AUGUSTA, Maine (AP) -- After winning his first moose-hunting permit in 21 years of trying, Robert Shelton headed to the north woods last fall and spent 16 days tracking a trophy-sized bull.
Then, the morning the season opened, the Winthrop resident saw a plane circling overhead. A spotter hired by another hunter was zeroing in on the moose Shelton spent more than two weeks tracking.
''I was not a happy camper,'' said Shelton, a retired surgeon and lifelong hunter.
Shelton was prompted to act. He asked that a bill be introduced in the Legislature to prohibit the use of aircraft to hunt big game in Maine. On Tuesday, the bill received final Senate passage and was sent to Gov. Angus King. The governor's office was reviewing the bill.
Shelton said he had hunted all over the world and rarely visited a state or country where aerial spotting of game was allowed.
''I was surprised to see (Maine) didn't have a law prohibiting this,'' he said.

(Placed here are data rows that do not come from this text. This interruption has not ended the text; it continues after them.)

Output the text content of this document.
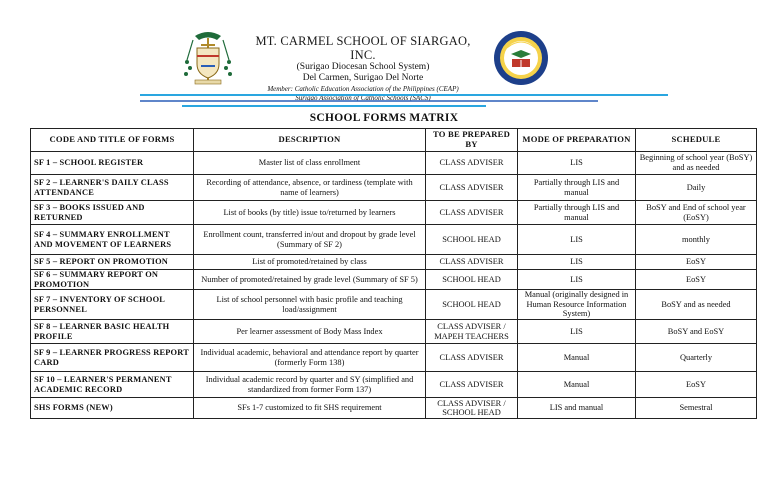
MT. CARMEL SCHOOL OF SIARGAO, INC.
(Surigao Diocesan School System)
Del Carmen, Surigao Del Norte
Member: Catholic Education Association of the Philippines (CEAP)
Surigao Association of Catholic Schools (SACS)
SCHOOL FORMS MATRIX
CODE AND TITLE OF FORMS	DESCRIPTION	TO BE PREPARED BY	MODE OF PREPARATION	SCHEDULE
SF 1 – SCHOOL REGISTER	Master list of class enrollment	CLASS ADVISER	LIS	Beginning of school year (BoSY) and as needed
SF 2 – LEARNER'S DAILY CLASS ATTENDANCE	Recording of attendance, absence, or tardiness (template with name of learners)	CLASS ADVISER	Partially through LIS and manual	Daily
SF 3 – BOOKS ISSUED AND RETURNED	List of books (by title) issue to/returned by learners	CLASS ADVISER	Partially through LIS and manual	BoSY and End of school year (EoSY)
SF 4 – SUMMARY ENROLLMENT AND MOVEMENT OF LEARNERS	Enrollment count, transferred in/out and dropout by grade level (Summary of SF 2)	SCHOOL HEAD	LIS	monthly
SF 5 – REPORT ON PROMOTION	List of promoted/retained by class	CLASS ADVISER	LIS	EoSY
SF 6 – SUMMARY REPORT ON PROMOTION	Number of promoted/retained by grade level (Summary of SF 5)	SCHOOL HEAD	LIS	EoSY
SF 7 – INVENTORY OF SCHOOL PERSONNEL	List of school personnel with basic profile and teaching load/assignment	SCHOOL HEAD	Manual (originally designed in Human Resource Information System)	BoSY and as needed
SF 8 – LEARNER BASIC HEALTH PROFILE	Per learner assessment of Body Mass Index	CLASS ADVISER / MAPEH TEACHERS	LIS	BoSY and EoSY
SF 9 – LEARNER PROGRESS REPORT CARD	Individual academic, behavioral and attendance report by quarter (formerly Form 138)	CLASS ADVISER	Manual	Quarterly
SF 10 – LEARNER'S PERMANENT ACADEMIC RECORD	Individual academic record by quarter and SY (simplified and standardized from former Form 137)	CLASS ADVISER	Manual	EoSY
SHS FORMS (NEW)	SFs 1-7 customized to fit SHS requirement	CLASS ADVISER / SCHOOL HEAD	LIS and manual	Semestral
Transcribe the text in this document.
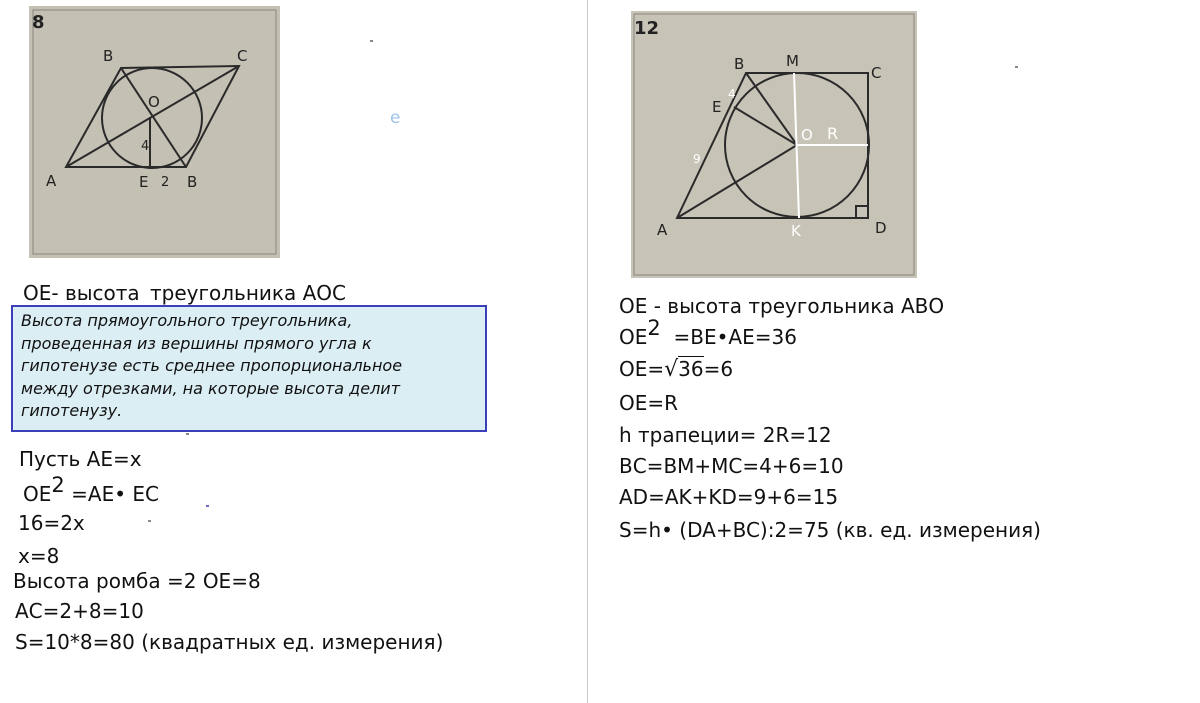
8
B	C
O
A	E	B
4
2
е
ОЕ- высота треугольника АОС
Высота прямоугольного треугольника,
проведенная из вершины прямого угла к
гипотенузе есть среднее пропорциональное
между отрезками, на которые высота делит
гипотенузу.
Пусть АЕ=х
$ОЕ^2$ =АЕ• ЕС
16=2х
х=8
Высота ромба =2 ОЕ=8
АС=2+8=10
S=10*8=80 (квадратных ед. измерения)
12
B	C
M
E
O R
A	K	D
4
9
ОЕ - высота треугольника АВО
$ОЕ^2$  =ВЕ•АЕ=36
ОЕ=√36=6
ОЕ=R
h трапеции= 2R=12
ВС=ВМ+МС=4+6=10
AD=AK+KD=9+6=15
S=h• (DA+BC):2=75 (кв. ед. измерения)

''It's unethical, it's not fair chase and it's unsportsmanlike. If the anti (hunters) found out about this, it would be another nail in the coffin by pulling the uncommitted over to the antis' side,'' Shelton said.
Before the bill was passed by the Legislature, it was amended so it no longer barred hunting big game on the same day a hunter flies on a chartered or privately owned aircraft.
While the legislation refers to ''big game,'' its practical effect would be to prohibit spotting moose from the air, and then communicating their location to hunters on the ground. Violators would face fines of at least $500.
The state Inland Fisheries and Wildlife Department testified in favor of the bill. The Sportsman's Alliance of Maine, which represents thousands of hunters and anglers in the Capitol, took no sides.
Legislators familiar with the bill said relatively few hunters use aerial spotters. They said some supporters believe the practice gives an unfair advantage to hunters who have a lot of money.
Rep. Sharon Libby Jones said she voted against the bill because it attempts to correct a problem that didn't exist.
''I have never received one complaint, an e-mail or anything else'' from someone complaining about the use of aerial spotters, said Jones, a Greenville Democrat whose district is in the heart of moose country.
Jones added that the bill does not help Maine's lucrative sporting camp and outdoor recreation industry as efforts continue to strengthen it.
Other opponents of the bill said they see little difference between spotting moose by aircraft and by pickup truck, as many hunters do.
Scotty Skinner, who operates a flying service in Patten, said he has flown hunters all over northern Maine to help them find moose ever since the hunt was restored in 1980. Skinner, who could not be reached Tuesday, has been quoted as saying as many as 20 percent of Maine's 3,000 moose hunters hire pilots to help them locate moose.
Shelton said he knows of pilots who spot moose for scores of hunters. While he believes the practice is wrong, he said it does not always give a hunter an advantage over those who use traditional tracking methods.
Last fall, Shelton shot the big moose he had been tracking before the hunter who used a spotter could get to it.
''The good guys won this time,'' Shelton said.